Saturday, November 21, 2009

Politics

Fighting Over the Plum Dates

Bedlam still reigns on the primary calendar

Posted October 5, 2007

How chaotic is the country's presidential primary system? Consider a few recent headlines: The Democratic National Committee stripped Florida of its delegates because the state moved its primary to late January. A Florida legislator then called Iowa, South Carolina, Nevada, and New Hampshire "terrorist rogue states" for coercing candidates not to campaign in his state. Last week, two Florida lawmakers sued the DNC. Meanwhile, the Granite State—the self-appointed marshal of the primary parade—has yet to announce when its vote will actually take place. And the date of Iowa's first-in-the-nation caucus is set for January 14, but many experts believe it may yet move forward.

Meanwhile, calls for reform are growing louder. Congress is examining the situation, and the National Association of Secretaries of State, the official calendar keeper, has called an urgent meeting on presidential primaries next month.

Painful. No one expects a quick or painless fix. The national parties say they are the arbiters of primary dates, but many states have nonetheless moved their primaries up to increase their influence on the nominating process. Some 20 states are scheduled to vote on February 5, and that Super Tuesday could essentially decide the nominees. To counter that trend, the NASS has proposed a plan that would preserve the unique early positions of Iowa and New Hampshire but then augment those contests with regional primaries; a different region would go first each election cycle. A national primary day has also been discussed.

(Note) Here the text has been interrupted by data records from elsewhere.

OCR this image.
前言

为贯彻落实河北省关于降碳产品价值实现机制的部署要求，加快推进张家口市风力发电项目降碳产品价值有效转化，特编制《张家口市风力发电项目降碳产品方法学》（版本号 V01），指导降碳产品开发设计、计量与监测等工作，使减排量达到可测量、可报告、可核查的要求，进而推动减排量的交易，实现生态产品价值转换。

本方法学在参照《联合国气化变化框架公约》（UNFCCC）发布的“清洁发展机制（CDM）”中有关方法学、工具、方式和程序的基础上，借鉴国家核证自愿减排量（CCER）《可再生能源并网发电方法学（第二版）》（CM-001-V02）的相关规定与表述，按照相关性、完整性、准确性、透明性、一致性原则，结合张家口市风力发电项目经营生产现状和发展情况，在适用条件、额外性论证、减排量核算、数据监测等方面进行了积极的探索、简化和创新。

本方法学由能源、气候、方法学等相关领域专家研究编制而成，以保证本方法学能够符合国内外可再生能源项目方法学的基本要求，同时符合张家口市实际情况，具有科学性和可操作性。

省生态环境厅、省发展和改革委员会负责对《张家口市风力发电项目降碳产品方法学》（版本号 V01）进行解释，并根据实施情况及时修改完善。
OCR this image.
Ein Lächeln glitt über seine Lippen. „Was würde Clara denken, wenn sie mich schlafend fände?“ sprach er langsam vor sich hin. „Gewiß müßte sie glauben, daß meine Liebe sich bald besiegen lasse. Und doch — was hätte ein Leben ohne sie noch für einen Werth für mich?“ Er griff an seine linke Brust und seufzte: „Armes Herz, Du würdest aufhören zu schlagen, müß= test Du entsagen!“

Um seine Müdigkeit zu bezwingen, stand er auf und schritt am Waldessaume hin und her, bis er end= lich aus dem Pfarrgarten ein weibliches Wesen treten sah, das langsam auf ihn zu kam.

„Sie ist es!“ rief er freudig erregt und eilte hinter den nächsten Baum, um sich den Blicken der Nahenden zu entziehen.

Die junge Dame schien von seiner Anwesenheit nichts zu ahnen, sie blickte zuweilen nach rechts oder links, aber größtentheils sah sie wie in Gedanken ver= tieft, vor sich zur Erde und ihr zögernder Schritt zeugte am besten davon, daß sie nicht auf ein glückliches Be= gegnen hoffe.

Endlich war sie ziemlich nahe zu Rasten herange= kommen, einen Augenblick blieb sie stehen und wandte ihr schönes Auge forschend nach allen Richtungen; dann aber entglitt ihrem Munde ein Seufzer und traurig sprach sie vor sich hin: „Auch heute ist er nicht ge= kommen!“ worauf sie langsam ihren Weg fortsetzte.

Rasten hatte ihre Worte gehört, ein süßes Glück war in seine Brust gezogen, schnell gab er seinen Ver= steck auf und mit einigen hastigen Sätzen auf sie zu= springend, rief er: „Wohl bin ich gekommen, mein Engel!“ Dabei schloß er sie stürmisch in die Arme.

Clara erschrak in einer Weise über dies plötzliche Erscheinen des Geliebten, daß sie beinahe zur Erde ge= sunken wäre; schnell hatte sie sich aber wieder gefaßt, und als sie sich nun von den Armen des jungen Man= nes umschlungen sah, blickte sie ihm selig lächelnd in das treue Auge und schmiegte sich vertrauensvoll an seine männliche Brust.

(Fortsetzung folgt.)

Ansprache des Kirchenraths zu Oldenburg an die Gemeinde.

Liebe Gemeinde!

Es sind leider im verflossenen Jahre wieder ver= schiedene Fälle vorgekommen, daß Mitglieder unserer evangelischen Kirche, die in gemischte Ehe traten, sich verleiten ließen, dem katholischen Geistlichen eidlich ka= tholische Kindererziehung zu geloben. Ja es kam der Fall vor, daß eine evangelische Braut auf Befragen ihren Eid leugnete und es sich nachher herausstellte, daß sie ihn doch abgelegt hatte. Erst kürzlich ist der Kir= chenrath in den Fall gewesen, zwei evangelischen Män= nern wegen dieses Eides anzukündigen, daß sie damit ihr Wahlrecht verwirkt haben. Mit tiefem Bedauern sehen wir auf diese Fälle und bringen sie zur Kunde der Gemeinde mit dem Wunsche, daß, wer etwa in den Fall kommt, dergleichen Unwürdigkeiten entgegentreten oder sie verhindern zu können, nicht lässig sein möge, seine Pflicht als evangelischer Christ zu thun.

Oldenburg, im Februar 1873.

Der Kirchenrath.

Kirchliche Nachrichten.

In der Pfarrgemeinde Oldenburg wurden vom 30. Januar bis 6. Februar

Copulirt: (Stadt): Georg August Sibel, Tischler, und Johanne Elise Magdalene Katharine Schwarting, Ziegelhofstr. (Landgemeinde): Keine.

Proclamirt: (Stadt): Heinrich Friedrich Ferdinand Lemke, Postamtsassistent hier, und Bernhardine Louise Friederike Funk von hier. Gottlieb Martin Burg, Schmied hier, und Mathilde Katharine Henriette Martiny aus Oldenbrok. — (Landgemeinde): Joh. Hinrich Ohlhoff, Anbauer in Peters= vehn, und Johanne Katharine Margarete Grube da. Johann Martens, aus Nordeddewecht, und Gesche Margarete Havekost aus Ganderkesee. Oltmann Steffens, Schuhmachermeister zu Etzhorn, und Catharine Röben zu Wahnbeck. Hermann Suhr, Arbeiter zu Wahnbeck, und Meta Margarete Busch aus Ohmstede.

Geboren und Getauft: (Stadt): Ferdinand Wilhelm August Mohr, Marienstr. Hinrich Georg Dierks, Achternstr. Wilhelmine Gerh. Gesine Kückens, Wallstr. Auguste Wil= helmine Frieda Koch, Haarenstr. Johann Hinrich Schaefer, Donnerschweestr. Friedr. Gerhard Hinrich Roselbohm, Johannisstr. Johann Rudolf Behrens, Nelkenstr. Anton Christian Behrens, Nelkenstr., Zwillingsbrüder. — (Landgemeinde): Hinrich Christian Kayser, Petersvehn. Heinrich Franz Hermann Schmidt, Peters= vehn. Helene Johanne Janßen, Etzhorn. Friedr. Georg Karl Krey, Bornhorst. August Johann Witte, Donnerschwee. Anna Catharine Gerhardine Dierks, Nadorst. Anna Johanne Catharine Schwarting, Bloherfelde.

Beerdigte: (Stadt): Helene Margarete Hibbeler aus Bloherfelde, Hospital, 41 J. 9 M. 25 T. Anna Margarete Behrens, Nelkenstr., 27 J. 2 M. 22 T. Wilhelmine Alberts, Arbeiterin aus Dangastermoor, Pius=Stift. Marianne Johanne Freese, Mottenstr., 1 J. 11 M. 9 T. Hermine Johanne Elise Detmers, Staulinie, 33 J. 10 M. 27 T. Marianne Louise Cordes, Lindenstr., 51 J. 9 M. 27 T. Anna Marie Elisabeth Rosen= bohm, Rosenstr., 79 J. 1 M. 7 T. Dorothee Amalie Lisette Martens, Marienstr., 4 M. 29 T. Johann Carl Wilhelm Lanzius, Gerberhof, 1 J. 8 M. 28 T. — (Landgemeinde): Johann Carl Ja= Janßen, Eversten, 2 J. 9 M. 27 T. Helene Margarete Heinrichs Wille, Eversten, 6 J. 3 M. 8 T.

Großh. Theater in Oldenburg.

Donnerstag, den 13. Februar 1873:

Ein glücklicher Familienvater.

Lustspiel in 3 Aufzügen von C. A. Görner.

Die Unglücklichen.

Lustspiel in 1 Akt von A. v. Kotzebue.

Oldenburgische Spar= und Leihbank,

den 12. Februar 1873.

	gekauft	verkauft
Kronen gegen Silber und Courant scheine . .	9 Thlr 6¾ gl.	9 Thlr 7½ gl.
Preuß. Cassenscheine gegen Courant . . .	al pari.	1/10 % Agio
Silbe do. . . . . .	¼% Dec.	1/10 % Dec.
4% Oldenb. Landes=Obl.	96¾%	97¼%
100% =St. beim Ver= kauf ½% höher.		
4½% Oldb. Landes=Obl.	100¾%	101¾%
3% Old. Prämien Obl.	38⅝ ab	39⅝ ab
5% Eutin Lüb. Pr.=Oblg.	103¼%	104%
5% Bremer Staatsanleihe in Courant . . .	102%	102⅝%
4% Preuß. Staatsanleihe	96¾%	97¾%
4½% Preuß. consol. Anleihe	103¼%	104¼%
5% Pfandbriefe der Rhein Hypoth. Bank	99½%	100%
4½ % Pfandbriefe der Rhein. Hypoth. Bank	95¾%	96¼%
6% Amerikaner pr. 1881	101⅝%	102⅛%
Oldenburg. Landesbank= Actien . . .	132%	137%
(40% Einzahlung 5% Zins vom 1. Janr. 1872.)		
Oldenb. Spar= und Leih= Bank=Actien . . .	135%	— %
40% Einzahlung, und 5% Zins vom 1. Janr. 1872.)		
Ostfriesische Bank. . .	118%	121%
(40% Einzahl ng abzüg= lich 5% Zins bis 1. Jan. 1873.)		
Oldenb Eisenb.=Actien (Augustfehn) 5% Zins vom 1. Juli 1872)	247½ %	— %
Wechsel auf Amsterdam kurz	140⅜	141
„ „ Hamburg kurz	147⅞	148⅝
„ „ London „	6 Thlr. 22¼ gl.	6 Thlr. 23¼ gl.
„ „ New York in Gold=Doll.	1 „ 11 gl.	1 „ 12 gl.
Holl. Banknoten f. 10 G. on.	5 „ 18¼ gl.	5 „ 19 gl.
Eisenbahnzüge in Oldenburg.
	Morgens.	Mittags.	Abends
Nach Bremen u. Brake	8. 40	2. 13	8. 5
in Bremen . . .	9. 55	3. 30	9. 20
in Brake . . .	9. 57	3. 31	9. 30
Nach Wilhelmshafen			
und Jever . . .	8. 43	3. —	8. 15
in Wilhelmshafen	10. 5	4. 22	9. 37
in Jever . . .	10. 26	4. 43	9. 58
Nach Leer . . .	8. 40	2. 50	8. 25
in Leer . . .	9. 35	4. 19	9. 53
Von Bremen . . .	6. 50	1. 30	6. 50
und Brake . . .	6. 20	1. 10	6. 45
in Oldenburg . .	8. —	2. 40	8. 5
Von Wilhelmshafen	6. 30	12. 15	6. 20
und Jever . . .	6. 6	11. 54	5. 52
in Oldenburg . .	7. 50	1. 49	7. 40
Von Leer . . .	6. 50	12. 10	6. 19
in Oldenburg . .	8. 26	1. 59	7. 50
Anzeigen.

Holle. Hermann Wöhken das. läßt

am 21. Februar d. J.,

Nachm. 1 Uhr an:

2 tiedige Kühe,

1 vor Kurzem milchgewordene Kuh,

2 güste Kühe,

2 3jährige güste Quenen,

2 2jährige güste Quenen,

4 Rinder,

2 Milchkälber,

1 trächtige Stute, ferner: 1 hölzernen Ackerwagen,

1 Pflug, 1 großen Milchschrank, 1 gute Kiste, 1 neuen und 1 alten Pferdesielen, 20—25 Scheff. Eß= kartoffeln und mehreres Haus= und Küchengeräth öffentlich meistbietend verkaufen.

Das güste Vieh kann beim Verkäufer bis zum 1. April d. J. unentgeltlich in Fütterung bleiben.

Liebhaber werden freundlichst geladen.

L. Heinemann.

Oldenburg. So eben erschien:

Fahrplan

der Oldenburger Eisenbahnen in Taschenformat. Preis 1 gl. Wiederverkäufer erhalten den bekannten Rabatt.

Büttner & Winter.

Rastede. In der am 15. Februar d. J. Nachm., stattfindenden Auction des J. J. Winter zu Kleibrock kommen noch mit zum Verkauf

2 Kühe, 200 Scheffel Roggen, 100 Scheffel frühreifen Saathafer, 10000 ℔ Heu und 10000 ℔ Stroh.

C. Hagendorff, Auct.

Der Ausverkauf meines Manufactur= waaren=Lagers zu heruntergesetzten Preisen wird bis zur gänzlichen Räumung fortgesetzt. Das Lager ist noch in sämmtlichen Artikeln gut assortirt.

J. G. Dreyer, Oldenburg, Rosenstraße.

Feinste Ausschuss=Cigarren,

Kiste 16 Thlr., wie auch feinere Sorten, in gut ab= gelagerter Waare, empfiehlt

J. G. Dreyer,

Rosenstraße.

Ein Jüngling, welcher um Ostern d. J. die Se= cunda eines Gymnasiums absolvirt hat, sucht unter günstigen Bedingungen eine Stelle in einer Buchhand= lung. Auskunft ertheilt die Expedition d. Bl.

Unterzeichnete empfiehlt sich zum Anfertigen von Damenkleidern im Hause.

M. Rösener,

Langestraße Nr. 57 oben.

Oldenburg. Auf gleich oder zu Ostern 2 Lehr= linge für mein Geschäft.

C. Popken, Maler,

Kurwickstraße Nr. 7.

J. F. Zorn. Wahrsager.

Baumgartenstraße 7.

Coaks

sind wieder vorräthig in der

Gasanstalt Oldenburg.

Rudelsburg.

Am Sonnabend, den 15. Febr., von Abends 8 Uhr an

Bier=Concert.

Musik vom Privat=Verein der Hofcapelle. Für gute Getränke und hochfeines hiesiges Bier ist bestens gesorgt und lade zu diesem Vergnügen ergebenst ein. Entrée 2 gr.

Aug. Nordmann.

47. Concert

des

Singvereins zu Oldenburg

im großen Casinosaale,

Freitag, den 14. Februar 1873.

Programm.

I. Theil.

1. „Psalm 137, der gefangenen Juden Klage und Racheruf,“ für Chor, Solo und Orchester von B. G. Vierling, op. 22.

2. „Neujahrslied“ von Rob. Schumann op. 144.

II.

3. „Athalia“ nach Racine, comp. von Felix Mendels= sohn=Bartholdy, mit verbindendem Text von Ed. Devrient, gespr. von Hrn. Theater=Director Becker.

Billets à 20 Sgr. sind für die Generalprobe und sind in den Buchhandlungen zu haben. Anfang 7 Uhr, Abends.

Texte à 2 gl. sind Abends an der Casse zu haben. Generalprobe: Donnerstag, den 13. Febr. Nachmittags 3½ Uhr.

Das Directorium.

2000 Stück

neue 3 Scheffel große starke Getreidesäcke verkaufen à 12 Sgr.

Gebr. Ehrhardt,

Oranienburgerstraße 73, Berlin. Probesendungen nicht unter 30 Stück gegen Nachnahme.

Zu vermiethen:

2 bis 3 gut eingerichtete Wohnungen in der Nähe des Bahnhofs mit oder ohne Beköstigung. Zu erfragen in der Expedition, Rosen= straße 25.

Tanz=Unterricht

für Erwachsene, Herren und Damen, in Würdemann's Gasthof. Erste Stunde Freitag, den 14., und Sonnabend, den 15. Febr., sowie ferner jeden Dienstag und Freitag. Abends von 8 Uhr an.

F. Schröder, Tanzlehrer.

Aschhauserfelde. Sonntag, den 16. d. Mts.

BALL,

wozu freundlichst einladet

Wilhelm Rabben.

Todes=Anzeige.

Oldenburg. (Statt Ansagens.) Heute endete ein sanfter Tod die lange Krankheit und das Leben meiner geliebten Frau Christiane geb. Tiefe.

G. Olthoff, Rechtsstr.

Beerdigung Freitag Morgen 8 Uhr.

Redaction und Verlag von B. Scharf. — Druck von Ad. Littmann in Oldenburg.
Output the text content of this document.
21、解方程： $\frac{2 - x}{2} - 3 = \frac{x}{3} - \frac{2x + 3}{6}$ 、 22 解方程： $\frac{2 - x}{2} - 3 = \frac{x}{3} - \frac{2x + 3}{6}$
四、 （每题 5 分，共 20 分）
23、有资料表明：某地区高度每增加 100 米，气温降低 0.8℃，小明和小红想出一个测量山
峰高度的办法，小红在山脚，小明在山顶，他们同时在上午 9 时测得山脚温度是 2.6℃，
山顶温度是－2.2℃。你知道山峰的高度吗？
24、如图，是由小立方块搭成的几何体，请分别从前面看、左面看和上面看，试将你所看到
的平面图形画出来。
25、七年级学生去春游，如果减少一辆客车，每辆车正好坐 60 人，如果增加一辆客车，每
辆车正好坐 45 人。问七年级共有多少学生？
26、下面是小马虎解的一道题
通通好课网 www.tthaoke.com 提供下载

But nearly all the reforms call for some national control over state party fiefdoms. "It is past time for the necessary political institutions called parties to be governed by some sort of federal intelligent design," writes political scientist Larry Sabato in his new book, A More Perfect Constitution. Sounds good. But the current bickering indicates that standardizing the process won't happen fast. So the primary dates this time around are anybody's guess.